The Town purchased the property from STEPS for $770,854,20 in 2010 to ensure PEFYA continued to call the Field of Dreams home and last fall paid for a master plan to provide expansion and development options for fields, concessions and parking.
Donation of the property would contain a reversion clause in the deed so that if PEFYA ever stopped using it then the property would come back to the Town, which intends to preserve the property for youth athletics in the area regardless of whether the Town or PEFYA own the site.
Spates had explained to The Herald following the March 1 vote that the possibility of making the donation has always been in the back of the Town's mind but said that donating the property now was largely his idea and explained doing so is fairest to PEFYA.
“With the money they've invested in it-the intention, initially, was to give it to them but we held on to it till we could see how everything was going and we just think it would be better to let them control their own destiny, more or less,” he said.
“Going back and looking at the original minutes,” he continued, “the intention was to give them the (property). I think over the years some of them had suggested that, (but) not coming out publicly and suggesting it.
As for the master plan by Hurt & Proffitt, there are three options in the 60-plus page document for the development and expansion of playing fields and parking, with the choice of a new or renovated concession facility.
The estimated cost of undertaking the most ambitious of the options was set at $5.36 million.

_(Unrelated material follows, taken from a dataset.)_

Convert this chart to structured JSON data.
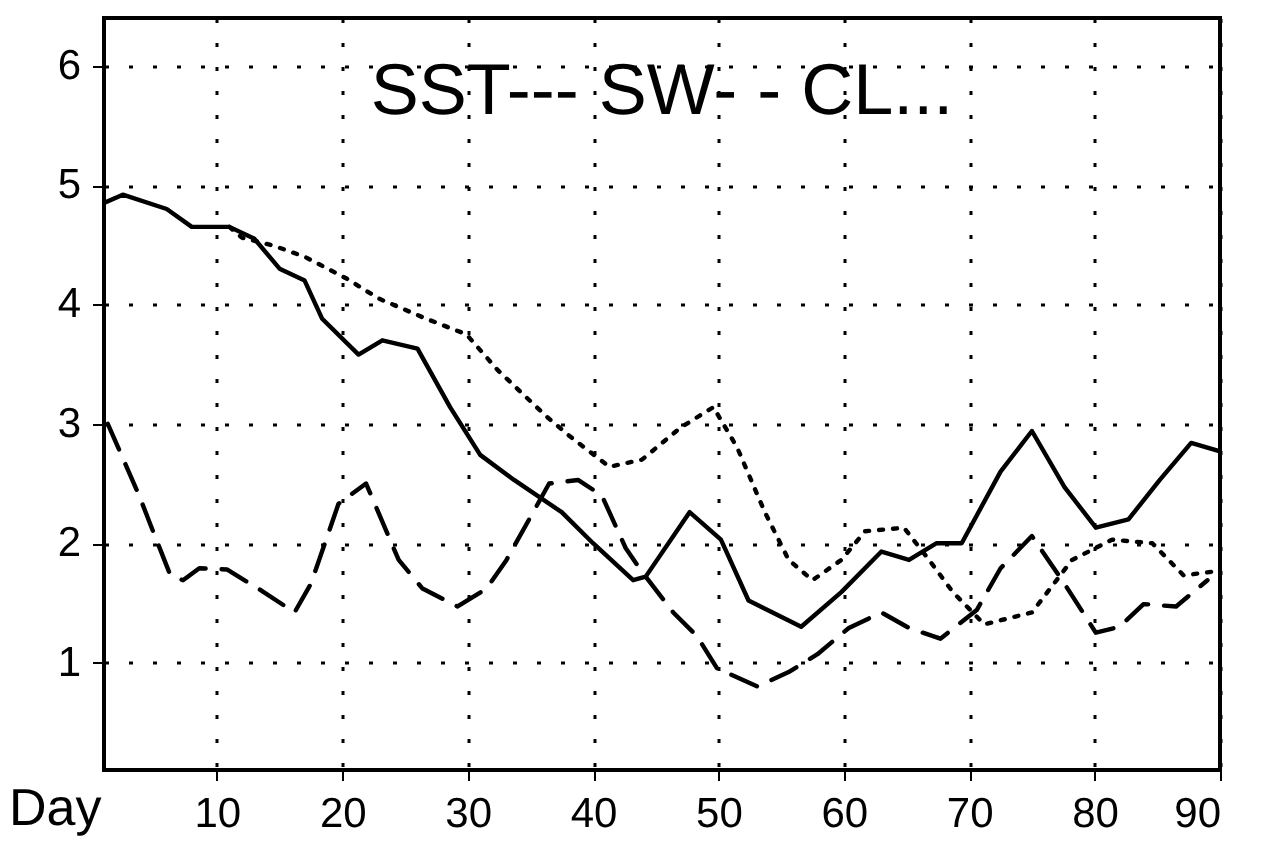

“We did the master plan for the simple fact of being able to determine what the potential is for that facility and I would think this would not affect the master plan. It would be up to them to develop it,” Spates said. “We'll be glad to help any way. As far as them doing the master plan it's up to them what portions of it they want to do.”

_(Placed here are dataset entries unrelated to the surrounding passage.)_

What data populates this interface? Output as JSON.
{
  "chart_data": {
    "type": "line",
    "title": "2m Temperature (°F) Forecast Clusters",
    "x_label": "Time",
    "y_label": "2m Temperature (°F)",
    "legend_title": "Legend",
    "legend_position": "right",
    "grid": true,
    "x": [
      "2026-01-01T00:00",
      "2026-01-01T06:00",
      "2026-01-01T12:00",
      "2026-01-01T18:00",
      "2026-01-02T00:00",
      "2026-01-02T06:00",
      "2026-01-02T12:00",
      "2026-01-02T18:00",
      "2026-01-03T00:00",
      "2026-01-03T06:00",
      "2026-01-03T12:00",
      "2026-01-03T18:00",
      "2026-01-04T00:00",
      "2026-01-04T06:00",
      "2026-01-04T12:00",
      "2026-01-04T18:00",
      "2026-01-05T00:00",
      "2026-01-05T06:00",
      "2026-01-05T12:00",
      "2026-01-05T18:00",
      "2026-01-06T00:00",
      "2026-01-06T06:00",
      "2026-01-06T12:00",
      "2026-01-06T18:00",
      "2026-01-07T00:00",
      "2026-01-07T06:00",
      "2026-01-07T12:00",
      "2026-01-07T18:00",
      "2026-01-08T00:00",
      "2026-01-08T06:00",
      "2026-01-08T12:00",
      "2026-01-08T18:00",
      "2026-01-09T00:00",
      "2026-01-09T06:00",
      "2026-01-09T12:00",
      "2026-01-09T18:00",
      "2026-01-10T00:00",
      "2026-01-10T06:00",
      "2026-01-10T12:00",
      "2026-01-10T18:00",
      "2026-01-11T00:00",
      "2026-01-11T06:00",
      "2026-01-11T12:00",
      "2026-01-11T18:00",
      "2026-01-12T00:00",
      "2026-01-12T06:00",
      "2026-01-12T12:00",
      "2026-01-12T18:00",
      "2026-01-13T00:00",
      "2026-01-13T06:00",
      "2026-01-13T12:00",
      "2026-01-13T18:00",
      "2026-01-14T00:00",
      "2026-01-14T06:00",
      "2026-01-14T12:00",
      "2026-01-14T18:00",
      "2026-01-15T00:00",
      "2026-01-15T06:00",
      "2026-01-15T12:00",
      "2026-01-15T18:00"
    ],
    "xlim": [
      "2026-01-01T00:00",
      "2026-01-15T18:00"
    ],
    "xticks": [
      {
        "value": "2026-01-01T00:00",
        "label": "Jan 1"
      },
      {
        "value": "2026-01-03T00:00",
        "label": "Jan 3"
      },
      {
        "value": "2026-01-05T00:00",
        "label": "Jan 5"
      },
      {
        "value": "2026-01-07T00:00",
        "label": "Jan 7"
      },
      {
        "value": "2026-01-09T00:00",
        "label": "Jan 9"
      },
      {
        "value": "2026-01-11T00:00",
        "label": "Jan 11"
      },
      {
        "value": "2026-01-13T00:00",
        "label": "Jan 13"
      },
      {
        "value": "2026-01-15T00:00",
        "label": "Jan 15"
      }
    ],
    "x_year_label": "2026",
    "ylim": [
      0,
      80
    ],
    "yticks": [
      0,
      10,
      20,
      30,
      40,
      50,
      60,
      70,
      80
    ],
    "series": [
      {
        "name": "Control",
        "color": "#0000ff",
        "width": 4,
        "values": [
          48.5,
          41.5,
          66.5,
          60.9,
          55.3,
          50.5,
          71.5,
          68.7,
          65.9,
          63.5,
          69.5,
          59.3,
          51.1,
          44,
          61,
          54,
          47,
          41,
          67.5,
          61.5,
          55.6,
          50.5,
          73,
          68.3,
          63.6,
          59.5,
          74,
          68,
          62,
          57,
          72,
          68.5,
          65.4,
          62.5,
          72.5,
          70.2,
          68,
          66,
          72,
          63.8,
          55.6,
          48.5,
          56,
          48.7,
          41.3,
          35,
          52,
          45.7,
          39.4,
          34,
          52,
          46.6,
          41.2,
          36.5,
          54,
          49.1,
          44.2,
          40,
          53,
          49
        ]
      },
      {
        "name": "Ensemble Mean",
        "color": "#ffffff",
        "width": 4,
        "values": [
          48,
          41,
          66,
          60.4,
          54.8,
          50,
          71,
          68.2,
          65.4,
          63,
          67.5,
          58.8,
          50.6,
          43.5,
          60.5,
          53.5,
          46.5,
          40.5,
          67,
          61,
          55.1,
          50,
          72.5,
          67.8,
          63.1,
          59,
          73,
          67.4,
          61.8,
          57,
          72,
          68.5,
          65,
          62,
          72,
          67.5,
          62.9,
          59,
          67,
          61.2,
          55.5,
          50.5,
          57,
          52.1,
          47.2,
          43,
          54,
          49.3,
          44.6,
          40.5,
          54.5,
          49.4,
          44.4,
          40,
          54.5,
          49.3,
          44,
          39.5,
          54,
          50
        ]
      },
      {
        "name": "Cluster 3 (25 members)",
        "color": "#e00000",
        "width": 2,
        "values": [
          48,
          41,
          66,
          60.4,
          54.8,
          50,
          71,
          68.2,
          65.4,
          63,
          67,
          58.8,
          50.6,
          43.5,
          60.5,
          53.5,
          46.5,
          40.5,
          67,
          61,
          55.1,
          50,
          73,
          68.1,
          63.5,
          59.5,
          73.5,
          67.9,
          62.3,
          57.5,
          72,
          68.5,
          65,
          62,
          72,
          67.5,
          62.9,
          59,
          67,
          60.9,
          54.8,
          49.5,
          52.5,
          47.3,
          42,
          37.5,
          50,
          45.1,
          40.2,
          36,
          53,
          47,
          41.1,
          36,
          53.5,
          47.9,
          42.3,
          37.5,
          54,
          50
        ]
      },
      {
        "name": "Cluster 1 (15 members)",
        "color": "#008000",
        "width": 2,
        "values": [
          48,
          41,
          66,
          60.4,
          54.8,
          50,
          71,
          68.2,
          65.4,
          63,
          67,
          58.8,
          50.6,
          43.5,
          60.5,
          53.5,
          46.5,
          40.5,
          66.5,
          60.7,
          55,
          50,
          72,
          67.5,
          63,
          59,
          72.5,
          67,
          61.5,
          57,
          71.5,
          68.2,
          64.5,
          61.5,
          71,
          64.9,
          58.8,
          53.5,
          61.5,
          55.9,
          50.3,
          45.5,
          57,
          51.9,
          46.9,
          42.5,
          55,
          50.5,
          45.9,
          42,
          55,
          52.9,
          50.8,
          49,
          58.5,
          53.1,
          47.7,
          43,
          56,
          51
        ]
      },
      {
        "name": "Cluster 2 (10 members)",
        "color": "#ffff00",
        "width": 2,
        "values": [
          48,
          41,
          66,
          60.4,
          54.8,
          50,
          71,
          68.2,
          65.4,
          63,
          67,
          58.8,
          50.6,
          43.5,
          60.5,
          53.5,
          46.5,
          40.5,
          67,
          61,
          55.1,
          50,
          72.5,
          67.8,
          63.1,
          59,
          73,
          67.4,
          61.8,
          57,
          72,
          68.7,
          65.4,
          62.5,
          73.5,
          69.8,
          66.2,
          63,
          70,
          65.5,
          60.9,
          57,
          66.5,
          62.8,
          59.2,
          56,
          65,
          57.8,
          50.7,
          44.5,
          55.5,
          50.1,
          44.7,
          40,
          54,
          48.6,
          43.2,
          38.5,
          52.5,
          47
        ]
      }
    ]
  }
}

Fundraising will also be up to PEFYA.
“Yeah. Right. And they can do that through donations. They're a whole lot more likely to get donations than we would for something like that,” Spates said.
“I think it's a good deal for them. They can do pretty much what they want to, without having to check with somebody,” the town manager explained. “If somebody else owns a piece of property…they were doing all these improvements on somebody else's property that they didn't own.”
Spates said, “I think it's a win-win for everybody and they can control their own destiny.”
The public hearing will allow citizen input into whether they think the donation would be a hit or not.